Interview : Arnaud Cathrine à propos de Romance

 

Article publié le 11/05/2020 par Nathan Lévêque

 

« J’ai l’impression de faire de l’art mais c’est lui mon chef-d’œuvre. Mon amour est un chef-d’œuvre. » Les sentiments qui traversent le héros du nouveau roman d’Arnaud Cathrine, Romance (Robert Laffont), nous les connaissons tous : ce sont ceux du premier amour. Intense, beau, puissant, terriblement grand et peut-être douloureux. Cet amour que Vince cherche désespérément va le heurter de plein fouet. Et c’est précisément cette rencontre que le romancier explore dans un texte très contemporain où l’adolescence est dite avec franchise. Nous lui avons posé quelques questions, pour essayer de comprendre comment un auteur parvient à raconter l’amour, à s’inscrire dans le temps présent et à parler d’adolescence à ceux qui la vivent.

 

© Astrid di Crollalanza

 

Avec À la place du coeur, une trilogie déjà publiée dans la Collection R, vous exploriez la dualité des sentiments grâce au personnage de Côme qui, au moment de l’horreur provoquée par les attentats de 2015, vit ses premiers émois amoureux. Avec Romance, vous plongez entièrement dans le sentiment amoureux et dans tout ce qu’il suscite chez l’adolescent : l’envie d’abord, car Vince, votre personnage principal, crève d’envie de trouver l’amour, le vrai, pour vivre une histoire intense et une première fois « classe », mais aussi le désir, le trouble, la douleur... Quel a été le déclic qui vous a donné envie d’écrire cette histoire ?

J’avais envie de me glisser dans des « genres » pour les revisiter. Ecrire une franche comédie et l’amener vers le drame amoureux ; écrire une romance en tentant de dynamiter les clichés (ce qui revenait à aborder la sexualité frontalement et la douleur induite par l’expérience passionnelle). Enfin, j’avais envie d’un personnage gay mais différent de ce que j’avais lu ou vu déjà au cinéma : je l’ai voulu gai, castagneur, incapable de dissocier le sentiment amoureux de l’expérience sexuelle (et, en cela, mauvais candidat pour les sites de rencontre) et un personnage qu’on prend bien après le coming-out. Un personnage qui estime que son problème, ce n’est pas son désir d’un garçon (son environnement bienveillant l’y a aidé, il a de la chance) mais : trouver ce garçon.
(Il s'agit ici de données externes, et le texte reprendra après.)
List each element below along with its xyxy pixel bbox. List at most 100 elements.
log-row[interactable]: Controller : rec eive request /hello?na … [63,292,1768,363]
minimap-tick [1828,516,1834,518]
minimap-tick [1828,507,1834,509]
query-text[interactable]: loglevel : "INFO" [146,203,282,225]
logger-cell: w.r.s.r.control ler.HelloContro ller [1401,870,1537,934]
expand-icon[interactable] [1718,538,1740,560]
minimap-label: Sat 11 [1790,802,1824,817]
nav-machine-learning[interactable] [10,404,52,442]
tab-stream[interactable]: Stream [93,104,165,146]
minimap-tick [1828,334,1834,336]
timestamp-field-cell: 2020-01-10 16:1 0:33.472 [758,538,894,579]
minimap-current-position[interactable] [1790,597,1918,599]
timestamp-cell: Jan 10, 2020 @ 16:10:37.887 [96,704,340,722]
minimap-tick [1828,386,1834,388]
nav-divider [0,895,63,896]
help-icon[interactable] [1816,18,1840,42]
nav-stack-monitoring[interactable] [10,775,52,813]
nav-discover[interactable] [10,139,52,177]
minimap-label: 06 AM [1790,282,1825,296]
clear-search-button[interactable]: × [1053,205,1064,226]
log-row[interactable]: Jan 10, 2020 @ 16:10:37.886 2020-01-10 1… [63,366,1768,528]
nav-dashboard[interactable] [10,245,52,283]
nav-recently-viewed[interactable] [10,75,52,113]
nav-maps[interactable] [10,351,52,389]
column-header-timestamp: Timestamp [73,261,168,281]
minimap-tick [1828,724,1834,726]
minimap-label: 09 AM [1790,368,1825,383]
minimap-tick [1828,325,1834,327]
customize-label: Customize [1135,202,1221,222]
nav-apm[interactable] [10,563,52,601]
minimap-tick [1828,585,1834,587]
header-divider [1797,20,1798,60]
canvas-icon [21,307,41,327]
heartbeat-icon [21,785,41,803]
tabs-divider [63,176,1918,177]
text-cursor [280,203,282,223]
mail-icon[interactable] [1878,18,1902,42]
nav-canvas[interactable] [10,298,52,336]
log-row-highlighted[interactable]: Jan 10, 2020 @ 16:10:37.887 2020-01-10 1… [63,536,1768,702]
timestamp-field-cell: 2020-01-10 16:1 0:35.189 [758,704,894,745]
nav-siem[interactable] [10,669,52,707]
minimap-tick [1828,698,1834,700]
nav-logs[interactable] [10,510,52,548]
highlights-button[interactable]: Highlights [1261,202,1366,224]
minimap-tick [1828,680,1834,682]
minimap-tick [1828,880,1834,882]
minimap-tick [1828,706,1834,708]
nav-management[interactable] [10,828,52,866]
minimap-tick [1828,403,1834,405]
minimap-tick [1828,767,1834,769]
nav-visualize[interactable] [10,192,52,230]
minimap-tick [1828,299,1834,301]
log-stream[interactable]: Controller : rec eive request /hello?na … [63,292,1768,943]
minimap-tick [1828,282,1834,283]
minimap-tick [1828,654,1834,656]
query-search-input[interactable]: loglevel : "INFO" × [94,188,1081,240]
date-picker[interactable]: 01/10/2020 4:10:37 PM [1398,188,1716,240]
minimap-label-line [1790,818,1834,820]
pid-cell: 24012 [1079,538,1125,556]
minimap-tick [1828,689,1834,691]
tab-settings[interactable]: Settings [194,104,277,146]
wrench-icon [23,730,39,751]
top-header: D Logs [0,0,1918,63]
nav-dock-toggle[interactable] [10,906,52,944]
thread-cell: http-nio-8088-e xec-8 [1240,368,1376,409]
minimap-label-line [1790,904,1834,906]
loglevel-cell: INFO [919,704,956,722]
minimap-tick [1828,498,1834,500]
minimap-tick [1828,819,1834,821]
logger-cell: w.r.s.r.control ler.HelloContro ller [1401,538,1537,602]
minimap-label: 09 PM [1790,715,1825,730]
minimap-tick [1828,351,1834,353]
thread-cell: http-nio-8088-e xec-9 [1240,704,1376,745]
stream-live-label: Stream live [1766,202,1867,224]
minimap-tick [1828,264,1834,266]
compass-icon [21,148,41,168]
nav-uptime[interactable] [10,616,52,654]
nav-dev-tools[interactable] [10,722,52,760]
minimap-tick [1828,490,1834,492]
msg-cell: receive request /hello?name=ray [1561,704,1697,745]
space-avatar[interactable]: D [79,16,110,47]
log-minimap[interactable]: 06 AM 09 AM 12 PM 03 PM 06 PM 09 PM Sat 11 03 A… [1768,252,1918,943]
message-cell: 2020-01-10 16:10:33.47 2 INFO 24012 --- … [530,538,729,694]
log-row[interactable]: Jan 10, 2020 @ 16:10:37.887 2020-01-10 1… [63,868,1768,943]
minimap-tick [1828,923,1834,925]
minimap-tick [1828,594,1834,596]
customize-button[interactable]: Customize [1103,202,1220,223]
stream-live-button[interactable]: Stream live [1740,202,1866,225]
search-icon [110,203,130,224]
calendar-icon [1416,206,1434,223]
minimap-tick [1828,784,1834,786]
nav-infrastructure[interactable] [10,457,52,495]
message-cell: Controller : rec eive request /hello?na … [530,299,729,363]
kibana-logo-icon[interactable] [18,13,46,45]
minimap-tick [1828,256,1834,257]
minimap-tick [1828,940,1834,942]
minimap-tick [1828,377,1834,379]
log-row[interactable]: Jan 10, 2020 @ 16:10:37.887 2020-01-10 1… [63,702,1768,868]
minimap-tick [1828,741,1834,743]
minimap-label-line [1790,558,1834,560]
Comment l’écrivain parvient-il à retrouver – et à exprimer – l’amour tel qu’on le ressent la première fois ?

Je suis reparti d’un souvenir très prégnant : le premier amour qu’on ne voit pas venir. Ça, c’est la grâce totale. Par la suite, on voit tout venir, on anticipe : on drague (quand on a ce talent !), on voit la perspective d’une rencontre se profiler, on s’approche, on espère le meilleur, on redoute le raté, mais on voit quand même tout arriver. La puissance du premier amour, c’est qu’il nous tombe dessus, qu’on le découvre à l’aveugle, expliquant une intensité particulière qu’on ne retrouvera jamais. On connaîtra d’autres formes d’intensité, mais pas celle-là. Et pour vous répondre : cette intensité-là aussi imprévisible qu’inconnue, je ne l’ai jamais oubliée.

Vince est un personnage particulièrement réaliste et en même temps assez original en littérature ado. C’est un adolescent qui se sait homosexuel, l’a accepté bien avant le début de cette histoire et le revendique. Vous semblez pourtant jouer avec les clichés que l’on associe parfois aux personnes homosexuelles, lui conférant des qualités que d’aucuns qualifieraient de féminines (la sensibilité par exemple) et des caractéristiques socialement perçues comme viriles (Vince n’est pas un grand intellectuel et fait un peu trop usage de ses poings)… Ce personnage a-t-il beaucoup évolué du moment où il est né dans votre esprit jusqu’à la version finale du texte ? Pensez-vous par ailleurs que les adolescents manquent en littérature ado de personnages homosexuels auxquels s’identifier ?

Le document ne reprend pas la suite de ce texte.